Monday, January 28, 2013

Accidents, Great Friends, and New Beginnings

Sometimes things happen by accident that change your life forever. I know the word “accident” tends to have a negative connotation, like a car accident or a getting-bucked-off-the-pony accident. I’m an accident-prone person, just ask my health insurance provider (or my parents).

But I’ve learned that not all accidents are bad. For example, I always say I ended up with the aforementioned pony by accident, and despite the fact that he did buck me off and broke my pelvis in the process, my life has been richer because of him. So he was a good accident.

And then there’s the job I got by accident.

How do you get a job by accident? Well, first you start with a really great friend who doesn’t want said job, knows it’s exactly the kind of thing you are good at and like to do, and is willing to send your resume in place of his own.

And that’s why I’m moving to Raleigh, North Carolina after graduation. With a great, well-paying job, working for IBM in the Triangle area. By accident.

I wasn’t actively looking for jobs, even though I probably should have been. I wasn’t even thinking beyond graduation. That unknown limbo was too scary to contemplate, so the farthest I’d gone was, “Hey, ARL will probably keep me after I graduate.” I have lived in State College all my life, and never really considered leaving. And I’ve never lived completely on my own, even when I was in the dorms on campus, because I’d always come home on weekends and during the week on the way out to the barn. I still brought my laundry home.

My dad changes the oil in my car. He knows when it needs to be inspected and he knows where to take it. When it needs to go in, we trade cars. He lubed my bike for me and he keeps the tires inflated. My mom makes sure we always have peanut butter and cereal. She does all of our laundry (including my sister’s). My dad cleans the bathrooms and mops the floors, my mom shampoos and vacuums the rugs. She makes cookies and brownies and all sorts of goodies.

Moving more than eight hours away, starting a new job, and taking on all these little responsibilities myself is scary. Sometimes I wonder what I was thinking. But I can’t live with my parents forever, however convenient that might seem. And lately I’ve been feeling like I just need to get out of here. That, combined with the subzero weather last week (it was 30+ degrees warmer in Raleigh), probably nudged me to accept the offer.

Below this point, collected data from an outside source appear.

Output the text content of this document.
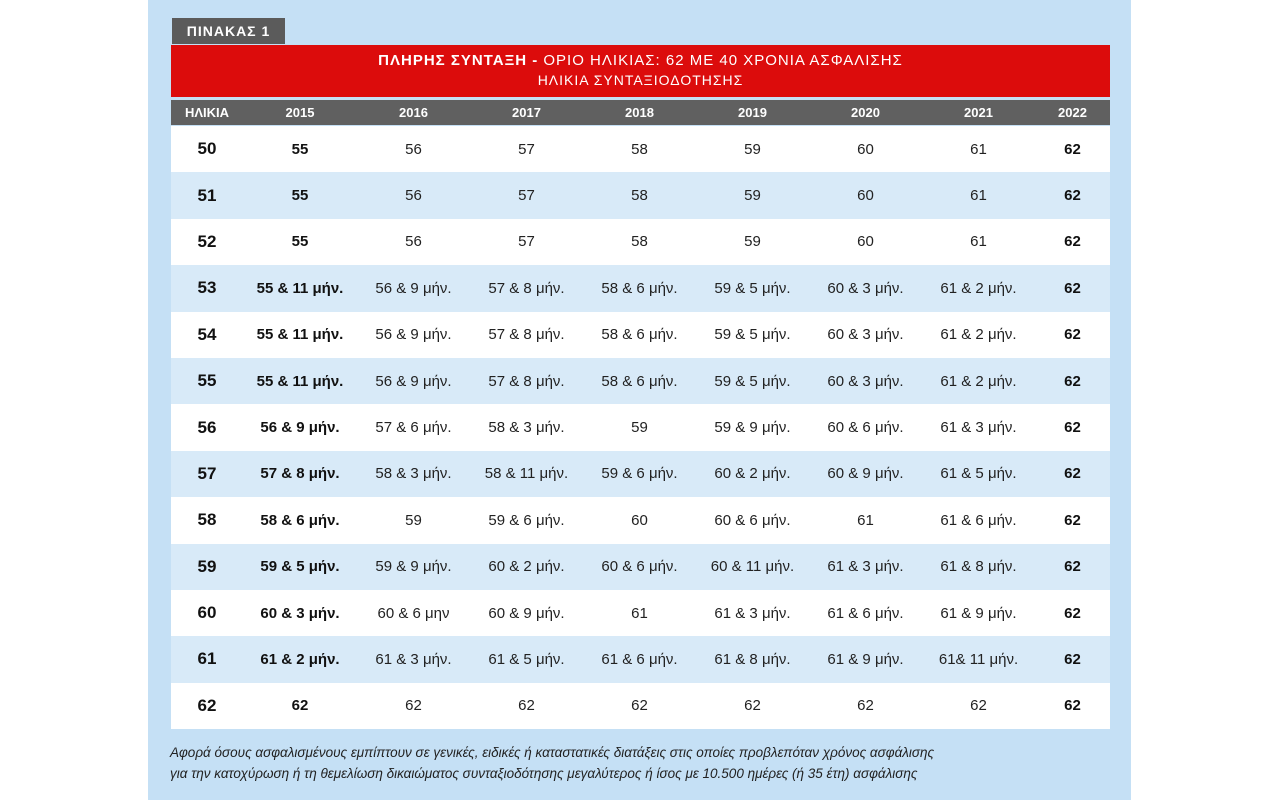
ΠΙΝΑΚΑΣ 1
ΠΛΗΡΗΣ ΣΥΝΤΑΞΗ - ΟΡΙΟ ΗΛΙΚΙΑΣ: 62 ΜΕ 40 ΧΡΟΝΙΑ ΑΣΦΑΛΙΣΗΣ
ΗΛΙΚΙΑ ΣΥΝΤΑΞΙΟΔΟΤΗΣΗΣ
ΗΛΙΚΙΑ	2015	2016	2017	2018	2019	2020	2021	2022
50	55	56	57	58	59	60	61	62
51	55	56	57	58	59	60	61	62
52	55	56	57	58	59	60	61	62
53	55 & 11 μήν.	56 & 9 μήν.	57 & 8 μήν.	58 & 6 μήν.	59 & 5 μήν.	60 & 3 μήν.	61 & 2 μήν.	62
54	55 & 11 μήν.	56 & 9 μήν.	57 & 8 μήν.	58 & 6 μήν.	59 & 5 μήν.	60 & 3 μήν.	61 & 2 μήν.	62
55	55 & 11 μήν.	56 & 9 μήν.	57 & 8 μήν.	58 & 6 μήν.	59 & 5 μήν.	60 & 3 μήν.	61 & 2 μήν.	62
56	56 & 9 μήν.	57 & 6 μήν.	58 & 3 μήν.	59	59 & 9 μήν.	60 & 6 μήν.	61 & 3 μήν.	62
57	57 & 8 μήν.	58 & 3 μήν.	58 & 11 μήν.	59 & 6 μήν.	60 & 2 μήν.	60 & 9 μήν.	61 & 5 μήν.	62
58	58 & 6 μήν.	59	59 & 6 μήν.	60	60 & 6 μήν.	61	61 & 6 μήν.	62
59	59 & 5 μήν.	59 & 9 μήν.	60 & 2 μήν.	60 & 6 μήν.	60 & 11 μήν.	61 & 3 μήν.	61 & 8 μήν.	62
60	60 & 3 μήν.	60 & 6 μην	60 & 9 μήν.	61	61 & 3 μήν.	61 & 6 μήν.	61 & 9 μήν.	62
61	61 & 2 μήν.	61 & 3 μήν.	61 & 5 μήν.	61 & 6 μήν.	61 & 8 μήν.	61 & 9 μήν.	61& 11 μήν.	62
62	62	62	62	62	62	62	62	62
Αφορά όσους ασφαλισμένους εμπίπτουν σε γενικές, ειδικές ή καταστατικές διατάξεις στις οποίες προβλεπόταν χρόνος ασφάλισης
για την κατοχύρωση ή τη θεμελίωση δικαιώματος συνταξιοδότησης μεγαλύτερος ή ίσος με 10.500 ημέρες (ή 35 έτη) ασφάλισης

Of course I’ll miss State College, seeing my family every day, and especially riding. Eventually, maybe Sydney can move with me, but until I get things figured out it’s probably best that he stay where I know he’ll be well cared for (if fat and lazy). The last thing I want to do is haul him somewhere completely foreign, only to be neglected because I find I can’t handle caring for myself as well as a four-legged eating machine. But I’ll count the days until I feel like I can find a balance.

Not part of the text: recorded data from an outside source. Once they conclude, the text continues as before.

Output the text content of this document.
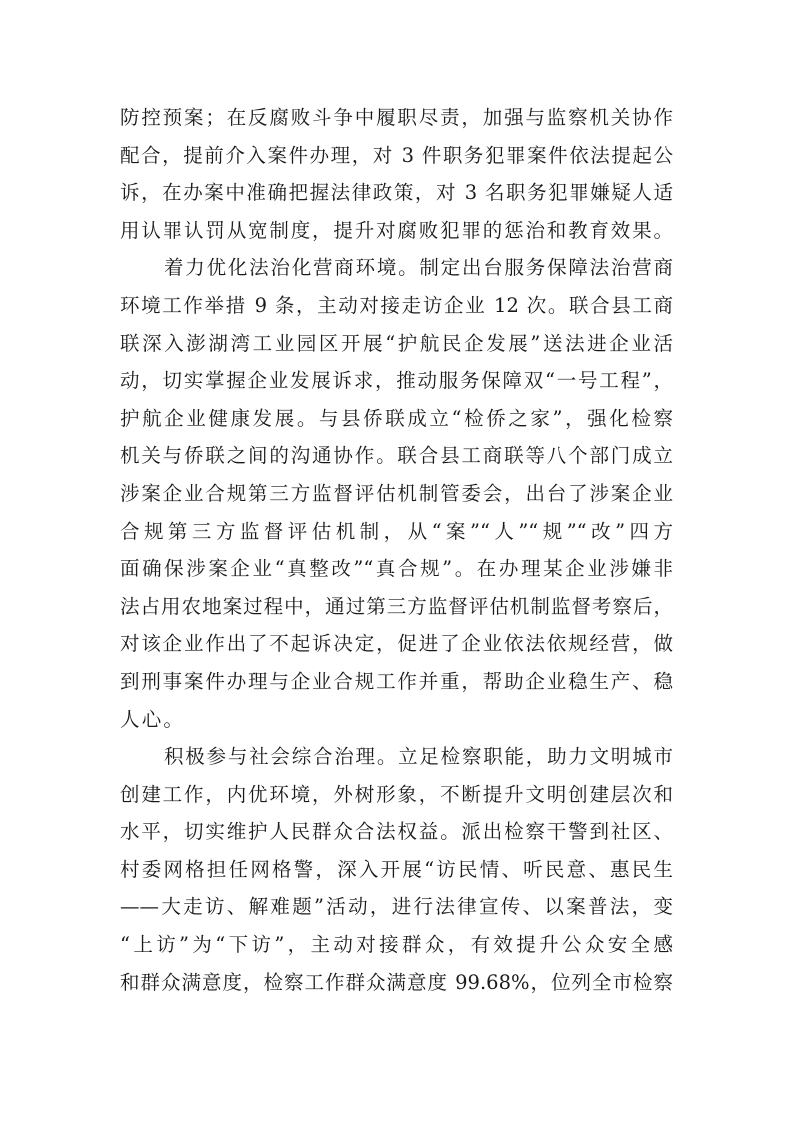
防控预案；在反腐败斗争中履职尽责，加强与监察机关协作
配合，提前介入案件办理，对 3 件职务犯罪案件依法提起公
诉，在办案中准确把握法律政策，对 3 名职务犯罪嫌疑人适
用认罪认罚从宽制度，提升对腐败犯罪的惩治和教育效果。
着力优化法治化营商环境。制定出台服务保障法治营商
环境工作举措 9 条，主动对接走访企业 12 次。联合县工商
联深入澎湖湾工业园区开展“护航民企发展”送法进企业活
动，切实掌握企业发展诉求，推动服务保障双“一号工程”，
护航企业健康发展。与县侨联成立“检侨之家”，强化检察
机关与侨联之间的沟通协作。联合县工商联等八个部门成立
涉案企业合规第三方监督评估机制管委会，出台了涉案企业
合规第三方监督评估机制，从“案”“人”“规”“改”四方
面确保涉案企业“真整改”“真合规”。在办理某企业涉嫌非
法占用农地案过程中，通过第三方监督评估机制监督考察后，
对该企业作出了不起诉决定，促进了企业依法依规经营，做
到刑事案件办理与企业合规工作并重，帮助企业稳生产、稳
人心。
积极参与社会综合治理。立足检察职能，助力文明城市
创建工作，内优环境，外树形象，不断提升文明创建层次和
水平，切实维护人民群众合法权益。派出检察干警到社区、
村委网格担任网格警，深入开展“访民情、听民意、惠民生
——大走访、解难题”活动，进行法律宣传、以案普法，变
“上访”为“下访”，主动对接群众，有效提升公众安全感
和群众满意度，检察工作群众满意度 99.68%，位列全市检察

Is it scary? Yes. But this is an accident that I’m also excited about. It’s like an adventure. I know it will be hard, but there are no rewards without challenges. And since a job at IBM seems like a heck of a reward, I KNOW there will be challenges. But it’s time.

So, goodbye Pennsylvania license plates, hello North Carolina driver’s license! I’ll be baking in the hot sunshine this summer, just two hours from Virginia Beach and close to some gorgeous mountains as well. A chapter of my life is ending, but a new one is starting, and I can’t wait to write it.